MONTREAL -- Canada's newest airplane made a five-hour test flight Friday, carrying Bombardier's hopes for recovering confidence in the company following repeated delays and mounting costs for its new line of passenger jets.
The Bombardier CS300 quietly lifted off under -21C temperatures for its first test flight from the same Montreal-area airport where the smaller CS100 had its first flight in September 2013.
By the company's count, more than 2,000 employees, suppliers and customers were on hand to witness the event.
The CSeries planes are part of a new family of narrow-body, twin-engine jet that Bombardier has been developing for several years. They are larger than Bombardier's earlier CRJ jets and Q400 turboprops and move the company's product lineup closer to a market segment that has been dominated by smaller models of Boeing and Airbus jets.
The CS300 is a 135- to 160-seat aircraft slated to enter into service in mid-2016, about six months after the smaller CS100. The CS300 has attracted 180 firm orders so far, representing more than three-quarters of the overall program's 234 firm orders to date.
Bombardier is continuing to conduct a series of required test flights. Delays in getting the CSeries ready have increased costs of the program, most recently estimated at US$5.4 billion, and contributed to a decline in Bombardier's stock price.
Test flights for the CS100, about four metres shorter in length than the CS300, were suspended for three months last year following an engine failure.
The company said test results have confirmed the promised performance of the CSeries aircraft. It said the engines are as quiet as its Q400 turboprop, a key factor in getting approvals that would allow Porter Airlines to fly the CS100 from Toronto's Billy Bishop airport.
David Tyerman of Canaccord Genuity called the CS300 first flight a "secondary event" and said the bigger concern is the CSeries order book which, he said, contains some orders that are viewed as questionable.
"This is just a stretch version of the other one, so presumably they have a fairly good idea of how things are going," Tyerman said in an interview.
Bombardier's B shares have plummeted 39 per cent since the end of 2014 and 47 per cent since the first test flight of the CS100, amid financing concerns that prompted the company to obtain $1.1 billion in equity financing, seek another US$1.5 billion in debt financing, suspend its dividend and pause development of its Learjet 85.
CEO Alain Bellemare joined the company this month when Pierre Beaudoin stepped away from the top management post to replace his father as chairman of the company's board. Bellemare said Bombardier is at an important "inflection point."
"We've been struggling, we have had our share of challenges because of just the pure workload of developing such a complex and high-tech aircraft...but we're getting close to the goal line so I feel good about where we are," Bellemare told reporters in the hangar that houses several CSeries test aircraft.

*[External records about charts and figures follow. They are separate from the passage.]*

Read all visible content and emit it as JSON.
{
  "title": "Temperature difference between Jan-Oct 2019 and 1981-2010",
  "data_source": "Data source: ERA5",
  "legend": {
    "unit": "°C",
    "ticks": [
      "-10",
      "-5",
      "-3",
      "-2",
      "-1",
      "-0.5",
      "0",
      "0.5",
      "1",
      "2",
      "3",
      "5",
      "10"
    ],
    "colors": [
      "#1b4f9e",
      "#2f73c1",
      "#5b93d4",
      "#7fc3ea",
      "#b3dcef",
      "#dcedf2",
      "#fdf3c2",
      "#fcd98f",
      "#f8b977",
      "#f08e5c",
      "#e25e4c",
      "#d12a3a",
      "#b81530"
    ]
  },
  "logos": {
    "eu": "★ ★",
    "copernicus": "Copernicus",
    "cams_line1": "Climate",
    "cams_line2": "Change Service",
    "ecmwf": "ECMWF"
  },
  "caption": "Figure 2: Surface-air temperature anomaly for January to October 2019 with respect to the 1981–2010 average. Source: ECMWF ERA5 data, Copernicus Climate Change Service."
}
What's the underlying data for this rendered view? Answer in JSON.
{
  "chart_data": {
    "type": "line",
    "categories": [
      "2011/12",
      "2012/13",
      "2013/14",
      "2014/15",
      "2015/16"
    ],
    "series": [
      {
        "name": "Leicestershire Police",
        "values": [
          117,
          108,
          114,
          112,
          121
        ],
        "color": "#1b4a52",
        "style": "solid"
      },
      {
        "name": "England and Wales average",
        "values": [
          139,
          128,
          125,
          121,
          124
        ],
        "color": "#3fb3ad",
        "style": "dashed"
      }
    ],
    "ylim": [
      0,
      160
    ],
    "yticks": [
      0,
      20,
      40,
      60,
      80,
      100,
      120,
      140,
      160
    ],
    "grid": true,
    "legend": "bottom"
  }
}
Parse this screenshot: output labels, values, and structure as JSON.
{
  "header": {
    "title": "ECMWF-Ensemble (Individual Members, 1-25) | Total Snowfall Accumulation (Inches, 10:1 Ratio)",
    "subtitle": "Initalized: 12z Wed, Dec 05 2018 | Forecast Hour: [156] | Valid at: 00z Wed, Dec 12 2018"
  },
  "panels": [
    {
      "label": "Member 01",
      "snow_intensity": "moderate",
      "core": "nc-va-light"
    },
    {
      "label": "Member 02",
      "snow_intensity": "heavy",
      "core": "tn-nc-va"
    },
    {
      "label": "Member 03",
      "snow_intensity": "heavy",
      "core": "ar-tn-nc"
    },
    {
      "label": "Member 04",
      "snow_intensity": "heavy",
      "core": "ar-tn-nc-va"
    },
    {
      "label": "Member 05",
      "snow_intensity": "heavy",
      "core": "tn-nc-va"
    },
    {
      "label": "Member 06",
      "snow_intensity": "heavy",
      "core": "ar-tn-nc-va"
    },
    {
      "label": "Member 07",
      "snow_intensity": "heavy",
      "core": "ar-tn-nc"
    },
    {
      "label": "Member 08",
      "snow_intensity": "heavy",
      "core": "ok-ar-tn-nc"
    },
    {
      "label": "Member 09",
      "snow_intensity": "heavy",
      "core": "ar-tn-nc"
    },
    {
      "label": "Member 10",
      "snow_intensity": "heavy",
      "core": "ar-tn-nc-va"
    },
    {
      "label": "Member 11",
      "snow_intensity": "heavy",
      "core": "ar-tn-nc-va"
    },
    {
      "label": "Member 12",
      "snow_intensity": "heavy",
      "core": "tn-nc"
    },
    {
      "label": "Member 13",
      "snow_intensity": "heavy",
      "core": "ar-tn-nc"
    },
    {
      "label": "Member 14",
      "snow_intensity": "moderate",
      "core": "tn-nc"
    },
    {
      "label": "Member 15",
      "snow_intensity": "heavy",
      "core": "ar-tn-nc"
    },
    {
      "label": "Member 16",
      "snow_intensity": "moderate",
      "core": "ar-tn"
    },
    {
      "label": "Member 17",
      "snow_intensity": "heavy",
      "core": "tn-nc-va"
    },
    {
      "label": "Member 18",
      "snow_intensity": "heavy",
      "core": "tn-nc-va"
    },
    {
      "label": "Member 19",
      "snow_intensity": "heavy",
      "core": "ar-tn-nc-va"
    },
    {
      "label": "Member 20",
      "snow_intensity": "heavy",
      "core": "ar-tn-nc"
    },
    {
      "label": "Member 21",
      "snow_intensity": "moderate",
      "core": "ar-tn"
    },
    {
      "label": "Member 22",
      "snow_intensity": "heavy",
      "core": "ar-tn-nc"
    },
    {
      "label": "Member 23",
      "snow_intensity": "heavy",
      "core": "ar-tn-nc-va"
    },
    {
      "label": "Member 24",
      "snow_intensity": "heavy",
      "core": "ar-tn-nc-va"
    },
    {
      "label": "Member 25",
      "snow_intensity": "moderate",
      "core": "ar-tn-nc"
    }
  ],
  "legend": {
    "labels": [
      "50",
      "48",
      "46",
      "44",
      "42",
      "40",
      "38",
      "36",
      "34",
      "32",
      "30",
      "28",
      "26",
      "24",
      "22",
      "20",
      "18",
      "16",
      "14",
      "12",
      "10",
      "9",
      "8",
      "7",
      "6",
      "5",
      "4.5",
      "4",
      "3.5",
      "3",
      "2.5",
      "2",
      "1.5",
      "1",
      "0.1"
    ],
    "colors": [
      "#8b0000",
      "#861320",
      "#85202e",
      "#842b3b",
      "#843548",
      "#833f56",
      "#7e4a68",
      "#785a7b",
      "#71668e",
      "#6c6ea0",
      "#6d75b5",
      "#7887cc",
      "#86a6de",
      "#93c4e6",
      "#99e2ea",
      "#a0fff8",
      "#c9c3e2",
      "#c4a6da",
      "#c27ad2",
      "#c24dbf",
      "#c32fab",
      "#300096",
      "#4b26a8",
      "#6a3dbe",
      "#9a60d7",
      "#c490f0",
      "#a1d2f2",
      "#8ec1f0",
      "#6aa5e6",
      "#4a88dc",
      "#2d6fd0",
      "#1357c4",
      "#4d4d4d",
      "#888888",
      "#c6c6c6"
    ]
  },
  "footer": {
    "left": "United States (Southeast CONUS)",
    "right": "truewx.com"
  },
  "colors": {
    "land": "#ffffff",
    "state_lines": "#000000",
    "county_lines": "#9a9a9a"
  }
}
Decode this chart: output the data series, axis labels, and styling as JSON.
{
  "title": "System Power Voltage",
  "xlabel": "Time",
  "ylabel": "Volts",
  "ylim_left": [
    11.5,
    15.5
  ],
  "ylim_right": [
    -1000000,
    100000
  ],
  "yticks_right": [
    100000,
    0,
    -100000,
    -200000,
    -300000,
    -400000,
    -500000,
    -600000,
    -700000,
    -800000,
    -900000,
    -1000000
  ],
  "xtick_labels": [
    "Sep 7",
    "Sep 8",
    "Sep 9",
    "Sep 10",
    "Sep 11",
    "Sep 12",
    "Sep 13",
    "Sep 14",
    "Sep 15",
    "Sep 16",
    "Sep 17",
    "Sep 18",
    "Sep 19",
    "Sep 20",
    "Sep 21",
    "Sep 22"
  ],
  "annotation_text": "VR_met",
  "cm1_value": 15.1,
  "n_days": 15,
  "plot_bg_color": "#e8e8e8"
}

Mike Arcamone, president of Bombardier Commercial Aircraft, said the company will let the CSeries performance "speak for itself" instead of responding to suggestions by competitors that the company's future is uncertain.
Swiss International Air Lines has ordered 30 of the aircraft for delivery beginning in 2016. Peter Wojahn, the Swiss airline's chief technical officer, was at Friday's test flight and said Bombardier has assured him of the plane's performance and its ability to finance the program.
"The feedback I got back ..gives us quite a good impression and a good feeling that the program will be a success and that we will get what we expect," said Wojahn.
Bombardier is aiming to secure 300 firm orders -- or more than two years of peak production -- from about 20 customers by the time the CS100 is certified by year end.
The company said Friday that initial deliveries could be pushed a few weeks into 2016 if customers need more time for training.